Nella giornata di ieri, la terza del viaggio istituzionale che arriva 24 anni dopo l’ultima visita ufficiale del suo predecessore Carlo Azeglio Ciampi, il Presidente ha avuto modo di ammirare, accompagnato dalla figlia Laura, il museo, che è situato nell’edificio che, fino al 1978, fungeva da albergo per gli immigrati, i quali vi soggiornavano per un massimo di otto giorni prima di raggiungere la loro destinazione finale in Brasile. Questo luogo è stato una specie di ‘Ellis Island’ carioca. La maggior parte dei migranti, arrivati in treno dal porto più vicino, era di origine italiana, infatti San Paolo è sede di una delle più numerose comunità di discendenti nostrani, stimata in circa 5 milioni di persone. Le pareti del corridoio d’ingresso del museo conservano ancora le istruzioni per i nuovi arrivati.
L’Arsenale della speranza
Oltre alla visita al museo, l’inquilino del Quirinale ha avuto modo di vedere ‘l’Arsenale della speranza’, luogo gestito dal Sermig – Servizio Missionario Giovani – di Torino, e che ogni giorno ospita più di 1.200 dei cosiddetti ‘moradores de rua’, ragazzi e adulti senza una fissa dimora, una famiglia o un lavoro, con problemi di alcool e droga. Durante la visita all’Arsenale, Mattarella ha contattato Ernesto Olivero, fondatore del Sermig e suo amico personale, che aveva incontrato pochi giorni prima nel capoluogo sabaudo. Oltre alle sedi in Italia e Brasile, il Sermig gestisce un’altra struttura simile in Giordania.

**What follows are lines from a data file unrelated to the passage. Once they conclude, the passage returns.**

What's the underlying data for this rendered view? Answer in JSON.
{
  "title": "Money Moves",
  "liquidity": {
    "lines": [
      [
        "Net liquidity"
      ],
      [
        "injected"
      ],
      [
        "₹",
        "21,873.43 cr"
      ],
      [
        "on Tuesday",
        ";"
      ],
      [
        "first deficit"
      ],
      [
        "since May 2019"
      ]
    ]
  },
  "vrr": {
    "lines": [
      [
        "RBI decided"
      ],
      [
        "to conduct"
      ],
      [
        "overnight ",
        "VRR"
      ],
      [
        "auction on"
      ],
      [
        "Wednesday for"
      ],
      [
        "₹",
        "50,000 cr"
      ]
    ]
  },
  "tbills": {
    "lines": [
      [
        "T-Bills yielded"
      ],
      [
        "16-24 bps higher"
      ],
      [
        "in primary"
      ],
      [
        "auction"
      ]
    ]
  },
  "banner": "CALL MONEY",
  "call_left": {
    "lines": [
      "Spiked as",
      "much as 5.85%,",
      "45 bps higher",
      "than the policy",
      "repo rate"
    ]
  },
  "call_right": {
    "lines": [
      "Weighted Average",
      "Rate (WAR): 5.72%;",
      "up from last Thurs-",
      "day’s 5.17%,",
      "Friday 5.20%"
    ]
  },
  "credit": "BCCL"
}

Durante i saluti presso l’Arsenale, il Capo dello Stato ha sottolineato l’importanza di questi luoghi riconoscendo l’impegno di chi vi opera: “Vi ringrazio molto per questi regali, per questo ricordo straordinario che porteremo con noi. Ma, in realtà, il regalo lo avevo già ricevuto visitando l’Arsenale, guardando quello che avviene, che già conoscevo e sapevo attraverso Ernesto”. Mattarella ha poi aggiunto come questa sia “una straordinaria condizione che unisce l’Arsenale di Torino a questo di San Paolo, così come a quello che c’è in Giordania. È una condizione che sollecita molto, particolarmente, tutti quanti.
Perché parte da una convinzione di base che non dovremmo mai dimenticare: ciascuna persona – ciascun uomo, ciascuna donna – rappresenta un patrimonio irripetibile, unico al mondo. E non c’è nessuno, nessuna persona che sia mai perduta davvero. E questa è la motivazione che ha spinto Ernesto, e tanti con lui, e qui tante persone – in Brasile vedo tanti volontari, tanti operatori – a impegnarsi in questa straordinaria avventura. Grazie per quello che qui avviene” concludendo con un “non aggiungo altro, perché la parola che è sufficiente è soltanto grazie. Grazie per quello che fate. Passare dall’Arsenale a Torino, come qui, è certamente, ogni volta, una lezione di umanità, che serve a chiunque mantenere con sé e portare e custodire. Grazie per quello che fate e per quello che avviene qui”.